Diaphragm-type pressure sensors suffer from a number of disadvantages. Fabricating a reference chamber sealed by a diaphragm is more expensive than would be ideal. Further, diaphragm-type pressure sensors sense a mechanical signal. This signal may be caused to vary by external forces or vibrations. Therefore, such sensors must be mounted in such a manner that they are not subjected to forces which could distort the diaphragm or otherwise distort the output signal. These challenges have so-far interfered with the availability of inexpensive diaphragm-type pressure sensors which are sensitive, and which provide good long-term stability (e.g. better than a few mmHg per year for barometric pressure measurements).
It is well known that the thermal conductivity of a low-density gas is proportional to pressure. This principle has been applied successfully in thermal vacuum sensors. Such sensors typically operate at pressures below 100 Pa (approximately 0.001 atmospheres). At this low pressure the mean free path between molecular collisions is large. Thus, gas molecules can transfer heat directly from the source to the destination without colliding with other gas molecules en route. However, pressure sensors based upon variations in thermal conduction have not been considered practical for use in measuring pressures exceeding about 0.001 atmospheres. At higher pressures gas molecules have a shorter mean free path. Thus a gas molecule is likely to collide with another gas molecule before it has had a chance to travel much farther than the mean free path. This decreases the effectiveness of heat transfer by the gas molecules. At about one atmosphere (100 kPa) the mean free path of gas molecules decreases to about 0.1 micron. The thermal conductivity of a gas across a gap wider than a few microns is essentially independent of pressure as measured by current thermal pressure sensors.

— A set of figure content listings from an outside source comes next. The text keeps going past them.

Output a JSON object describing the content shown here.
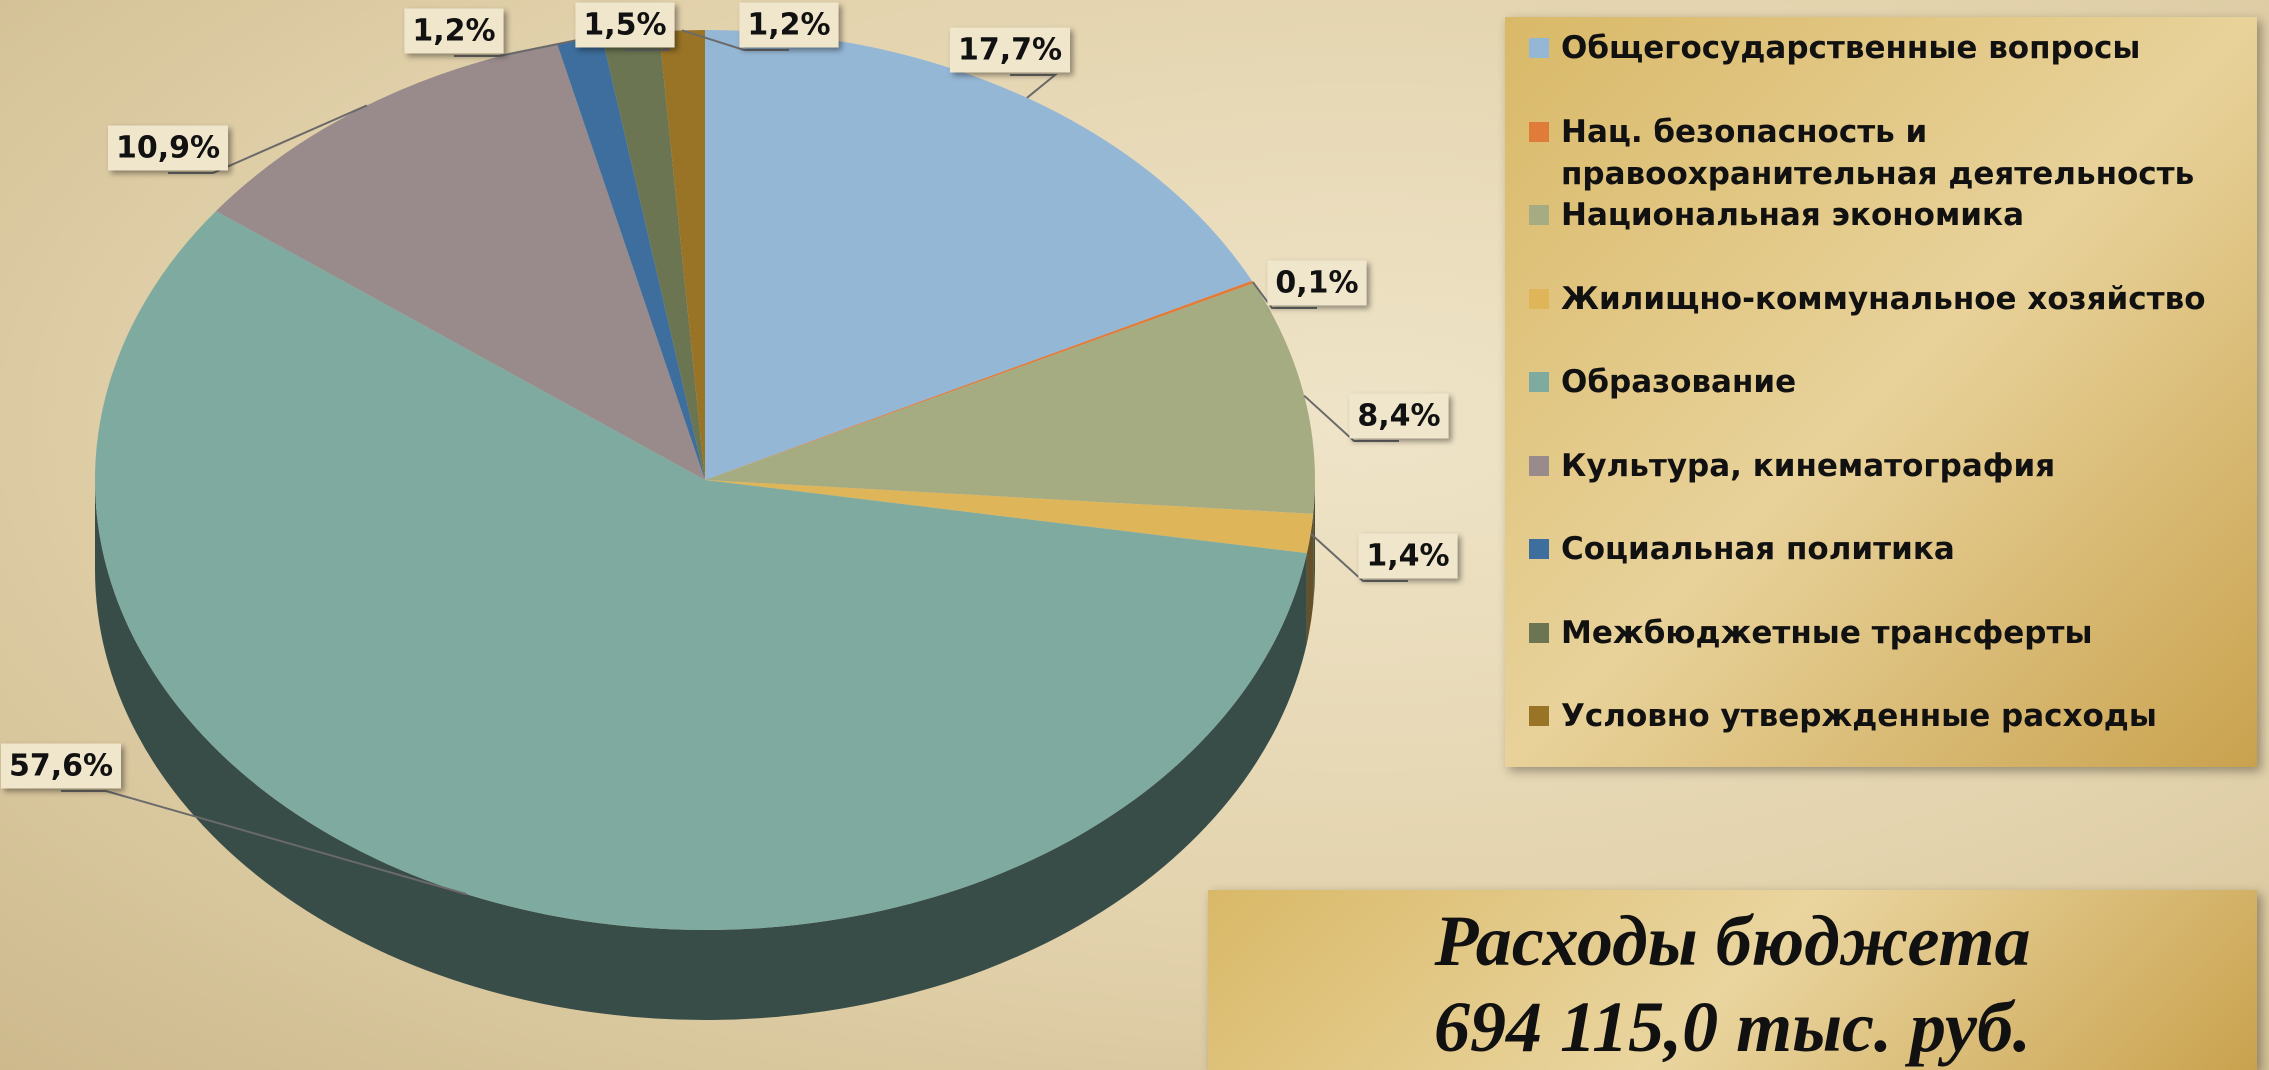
{
  "chart_data": {
    "type": "pie3d",
    "title": "Расходы бюджета",
    "subtitle": "694 115,0 тыс. руб.",
    "categories": [
      "Общегосударственные вопросы",
      "Нац. безопасность и правоохранительная деятельность",
      "Национальная экономика",
      "Жилищно-коммунальное хозяйство",
      "Образование",
      "Культура, кинематография",
      "Социальная политика",
      "Межбюджетные трансферты",
      "Условно утвержденные расходы"
    ],
    "values": [
      17.7,
      0.1,
      8.4,
      1.4,
      57.6,
      10.9,
      1.2,
      1.5,
      1.2
    ],
    "value_labels": [
      "17,7%",
      "0,1%",
      "8,4%",
      "1,4%",
      "57,6%",
      "10,9%",
      "1,2%",
      "1,5%",
      "1,2%"
    ],
    "colors": [
      "#95b7d6",
      "#e07b3a",
      "#a5ac82",
      "#dfb55a",
      "#7eaaa0",
      "#998a8c",
      "#3e6e9d",
      "#6b7552",
      "#9a7426"
    ],
    "legend": "right"
  }
}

There have been some attempts to increase the range of thermal pressure sensors by reducing the gap between a membrane area and unheated adjacent surfaces. Pressure sensors with an air gap as small as 0.3 μm have been reported. An example of such a narrow-gap device is described in Chou, B. C. S., Chen, C. N., Shie, J. S., Fabrication and Study of a Shallow-Gap Pirani Vacuum Sensor with a Linearly Measurable Atmospheric Pressure Range, Sensors and Materials, vol. 11, No.6 (1999) pp. 383-392. While providing a narrow gap can extend the pressure measurement range to several bars it would be desirable to be able to extend the pressure measurement range to even higher pressures. It is difficult with current semiconductor fabrication techniques to fabricate devices having air gaps much smaller than about 0.3 μm.
Scieferdecker et al., U.S. Pat. No. 5,597,957 describes another narrow-gap thermal pressure sensor. This device has a membrane suspended by webs of membrane material between a pair of mirrored walls. The walls are spaced apart from the membrane by distances of less than 5 μm. The Scieferdecker et al. device is undesirably complicated to manufacture and does not operate at pressures as high as would be desirable.
Despite the availability of diaphragm-type pressure sensors and narrow-gap thermal pressure sensors there remains a need for low-cost, stable-baseline pressure sensors that may be used for measuring manifold pressures in engines, barometric pressures, tire pressures, pressures in industrial processes and for use in other applications where higher gas pressures must be measured.